BYU LAW Logo

Seth Taylor and I worked collaboratively on this logo. He acted as creative director while I provided most of the project explorations, and we worked closely together on the final typeface.

At first I experimented with the school building, a beautiful example of seventies architecture. Designed by Fetzer & Fetzer (the same architects who designed the original Provo and Ogden LDS temples), the JRCB was dedicated in the summer of 1975 and stands today as one of the most iconic and historically significant structures in the BYU Provo campus. To me, it looked like a big stack of books, and that was the cool, relevant connection I initially explored.

I drew the building from a number of perspectives until I arrived at a final, simplified version of the symbol. (Rodrigo Suárez, a designer friend from Mexico created a concept that we transformed into the symbol that was finally chosen.)

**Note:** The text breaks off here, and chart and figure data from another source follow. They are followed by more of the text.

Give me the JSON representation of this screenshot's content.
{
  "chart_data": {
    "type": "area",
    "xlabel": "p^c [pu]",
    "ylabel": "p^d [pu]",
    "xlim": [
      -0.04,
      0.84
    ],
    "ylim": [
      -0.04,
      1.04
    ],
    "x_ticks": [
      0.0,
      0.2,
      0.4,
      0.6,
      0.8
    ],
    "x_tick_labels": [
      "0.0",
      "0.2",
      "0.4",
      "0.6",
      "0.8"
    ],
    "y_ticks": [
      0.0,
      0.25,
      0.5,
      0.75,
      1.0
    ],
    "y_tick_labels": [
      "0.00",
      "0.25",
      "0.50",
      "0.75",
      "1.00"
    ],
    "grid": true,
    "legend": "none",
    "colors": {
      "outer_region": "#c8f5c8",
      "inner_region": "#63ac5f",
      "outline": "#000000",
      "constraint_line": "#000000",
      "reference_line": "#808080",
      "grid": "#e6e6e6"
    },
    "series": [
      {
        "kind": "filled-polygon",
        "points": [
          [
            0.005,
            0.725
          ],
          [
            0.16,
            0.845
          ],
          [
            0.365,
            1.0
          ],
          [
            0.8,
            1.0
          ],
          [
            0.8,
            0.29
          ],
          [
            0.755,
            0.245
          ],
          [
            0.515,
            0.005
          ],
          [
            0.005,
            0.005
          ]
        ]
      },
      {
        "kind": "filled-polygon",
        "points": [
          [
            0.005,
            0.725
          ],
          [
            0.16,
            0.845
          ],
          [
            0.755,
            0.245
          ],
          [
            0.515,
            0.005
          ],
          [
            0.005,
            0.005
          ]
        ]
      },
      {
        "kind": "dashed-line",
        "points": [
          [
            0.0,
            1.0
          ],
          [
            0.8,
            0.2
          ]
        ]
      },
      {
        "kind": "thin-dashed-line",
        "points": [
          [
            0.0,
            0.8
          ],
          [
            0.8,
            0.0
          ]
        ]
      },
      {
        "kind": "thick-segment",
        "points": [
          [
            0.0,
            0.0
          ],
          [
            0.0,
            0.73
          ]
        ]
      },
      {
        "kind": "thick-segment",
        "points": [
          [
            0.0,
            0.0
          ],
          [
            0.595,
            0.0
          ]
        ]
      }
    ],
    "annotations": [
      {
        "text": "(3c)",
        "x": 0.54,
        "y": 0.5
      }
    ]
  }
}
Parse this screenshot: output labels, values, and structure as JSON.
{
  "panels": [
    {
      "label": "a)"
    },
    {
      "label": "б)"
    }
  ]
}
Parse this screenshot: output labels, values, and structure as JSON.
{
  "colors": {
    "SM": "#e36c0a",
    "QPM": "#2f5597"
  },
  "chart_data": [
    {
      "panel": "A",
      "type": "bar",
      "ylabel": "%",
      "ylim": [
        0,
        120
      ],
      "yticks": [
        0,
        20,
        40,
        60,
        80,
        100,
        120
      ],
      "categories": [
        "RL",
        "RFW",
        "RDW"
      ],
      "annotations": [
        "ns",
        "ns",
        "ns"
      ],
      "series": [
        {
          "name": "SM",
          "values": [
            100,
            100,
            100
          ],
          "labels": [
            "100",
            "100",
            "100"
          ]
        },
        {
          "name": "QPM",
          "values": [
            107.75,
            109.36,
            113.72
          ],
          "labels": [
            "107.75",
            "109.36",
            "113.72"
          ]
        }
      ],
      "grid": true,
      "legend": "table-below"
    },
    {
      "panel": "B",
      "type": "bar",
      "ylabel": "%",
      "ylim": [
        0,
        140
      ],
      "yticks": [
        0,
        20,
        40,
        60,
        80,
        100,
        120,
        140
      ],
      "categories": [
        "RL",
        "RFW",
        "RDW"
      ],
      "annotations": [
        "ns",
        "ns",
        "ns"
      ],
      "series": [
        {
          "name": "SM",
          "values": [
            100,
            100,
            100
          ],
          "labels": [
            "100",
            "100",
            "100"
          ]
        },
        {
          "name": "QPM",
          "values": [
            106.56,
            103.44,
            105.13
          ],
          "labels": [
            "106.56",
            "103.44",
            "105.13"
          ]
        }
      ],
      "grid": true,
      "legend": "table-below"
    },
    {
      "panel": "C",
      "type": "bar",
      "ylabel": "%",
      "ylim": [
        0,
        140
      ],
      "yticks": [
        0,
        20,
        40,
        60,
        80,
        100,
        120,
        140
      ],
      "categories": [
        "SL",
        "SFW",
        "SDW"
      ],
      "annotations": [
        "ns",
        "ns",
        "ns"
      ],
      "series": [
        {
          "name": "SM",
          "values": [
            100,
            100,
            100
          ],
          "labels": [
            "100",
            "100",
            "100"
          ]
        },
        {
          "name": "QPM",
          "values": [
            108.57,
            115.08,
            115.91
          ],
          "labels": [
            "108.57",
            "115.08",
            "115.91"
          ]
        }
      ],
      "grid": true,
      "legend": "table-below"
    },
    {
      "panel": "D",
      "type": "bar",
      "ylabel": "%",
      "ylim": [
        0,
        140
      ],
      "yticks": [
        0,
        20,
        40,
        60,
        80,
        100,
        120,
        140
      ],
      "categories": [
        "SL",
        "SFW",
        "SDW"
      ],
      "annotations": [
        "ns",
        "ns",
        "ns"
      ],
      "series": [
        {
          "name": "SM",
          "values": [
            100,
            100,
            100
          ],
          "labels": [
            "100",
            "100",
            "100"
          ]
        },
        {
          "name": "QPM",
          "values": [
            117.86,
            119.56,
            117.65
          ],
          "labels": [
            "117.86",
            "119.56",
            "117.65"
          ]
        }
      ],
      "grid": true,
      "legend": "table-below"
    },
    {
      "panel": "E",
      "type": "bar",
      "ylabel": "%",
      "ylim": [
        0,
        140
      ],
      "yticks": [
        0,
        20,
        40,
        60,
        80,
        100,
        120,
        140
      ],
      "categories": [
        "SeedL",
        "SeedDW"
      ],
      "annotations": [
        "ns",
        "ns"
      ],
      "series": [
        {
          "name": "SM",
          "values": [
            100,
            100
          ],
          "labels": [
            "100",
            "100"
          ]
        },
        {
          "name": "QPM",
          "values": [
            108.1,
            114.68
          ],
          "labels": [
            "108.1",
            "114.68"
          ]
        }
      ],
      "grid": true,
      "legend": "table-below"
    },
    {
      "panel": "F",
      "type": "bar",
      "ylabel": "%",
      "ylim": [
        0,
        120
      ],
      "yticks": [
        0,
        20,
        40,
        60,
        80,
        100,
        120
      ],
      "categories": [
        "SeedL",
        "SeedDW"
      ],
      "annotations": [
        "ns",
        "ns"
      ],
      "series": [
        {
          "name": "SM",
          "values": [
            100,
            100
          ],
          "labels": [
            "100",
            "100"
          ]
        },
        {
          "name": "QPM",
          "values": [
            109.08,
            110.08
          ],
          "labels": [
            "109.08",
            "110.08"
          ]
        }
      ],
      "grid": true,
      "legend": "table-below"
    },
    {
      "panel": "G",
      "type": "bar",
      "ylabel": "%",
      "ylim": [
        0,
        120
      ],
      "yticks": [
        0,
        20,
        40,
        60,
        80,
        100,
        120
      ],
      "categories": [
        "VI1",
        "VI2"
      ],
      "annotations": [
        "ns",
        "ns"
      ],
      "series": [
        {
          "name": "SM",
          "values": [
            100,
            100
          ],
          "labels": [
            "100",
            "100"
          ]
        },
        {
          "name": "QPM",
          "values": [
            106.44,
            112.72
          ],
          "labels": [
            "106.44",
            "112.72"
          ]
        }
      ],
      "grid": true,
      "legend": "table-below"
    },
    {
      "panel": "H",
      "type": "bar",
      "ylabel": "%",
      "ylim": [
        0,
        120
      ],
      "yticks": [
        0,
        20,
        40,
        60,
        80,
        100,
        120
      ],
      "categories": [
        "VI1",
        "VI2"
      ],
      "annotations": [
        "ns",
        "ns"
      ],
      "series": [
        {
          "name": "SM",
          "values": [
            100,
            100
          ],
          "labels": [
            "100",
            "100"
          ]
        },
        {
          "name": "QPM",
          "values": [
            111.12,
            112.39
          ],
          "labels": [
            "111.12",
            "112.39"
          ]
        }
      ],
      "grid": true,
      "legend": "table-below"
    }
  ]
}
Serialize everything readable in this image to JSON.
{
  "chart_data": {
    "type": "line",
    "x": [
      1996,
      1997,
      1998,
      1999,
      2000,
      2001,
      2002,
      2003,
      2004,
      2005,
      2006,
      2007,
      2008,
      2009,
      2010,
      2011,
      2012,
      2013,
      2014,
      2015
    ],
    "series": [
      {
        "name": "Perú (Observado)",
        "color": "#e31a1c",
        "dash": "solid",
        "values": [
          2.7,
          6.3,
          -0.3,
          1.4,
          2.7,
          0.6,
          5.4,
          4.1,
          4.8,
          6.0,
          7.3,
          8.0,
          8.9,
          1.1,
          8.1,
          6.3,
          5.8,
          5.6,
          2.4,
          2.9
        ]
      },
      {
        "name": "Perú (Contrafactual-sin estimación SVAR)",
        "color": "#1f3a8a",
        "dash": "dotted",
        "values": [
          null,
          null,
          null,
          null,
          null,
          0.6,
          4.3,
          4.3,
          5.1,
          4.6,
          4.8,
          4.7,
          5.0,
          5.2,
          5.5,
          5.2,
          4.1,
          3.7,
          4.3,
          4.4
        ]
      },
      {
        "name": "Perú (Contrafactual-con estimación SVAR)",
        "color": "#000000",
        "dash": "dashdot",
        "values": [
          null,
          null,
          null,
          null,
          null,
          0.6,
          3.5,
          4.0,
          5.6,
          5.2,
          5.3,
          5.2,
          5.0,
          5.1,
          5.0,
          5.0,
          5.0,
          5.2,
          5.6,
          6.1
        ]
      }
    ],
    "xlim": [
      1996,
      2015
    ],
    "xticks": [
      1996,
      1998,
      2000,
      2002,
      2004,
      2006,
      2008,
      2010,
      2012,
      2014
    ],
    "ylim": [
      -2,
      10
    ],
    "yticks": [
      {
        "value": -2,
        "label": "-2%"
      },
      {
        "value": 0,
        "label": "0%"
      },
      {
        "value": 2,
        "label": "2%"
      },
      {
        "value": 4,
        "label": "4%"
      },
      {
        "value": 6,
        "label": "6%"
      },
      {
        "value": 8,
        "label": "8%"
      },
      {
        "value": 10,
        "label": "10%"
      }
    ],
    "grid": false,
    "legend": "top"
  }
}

At the end of the process, after the logo was initially approved, an unknown (to us) executive at the BYU branding office ordered that we use the BYU typeface, specifically the dark blue one that appears in the main university logo. I personally disagreed with the decision; I felt the typeface was too heavy and didn’t have the same neo-art deco feeling as the building itself. The blue was just too dark. We pushed back, but the branding office was committed to their decision.

The final logo feels OK, but it didn’t turn out as balanced as I’d envisioned. It looks like a logo designed by a bureaucratic committee.

And was, in fact, a logo designed by a bureaucratic committee.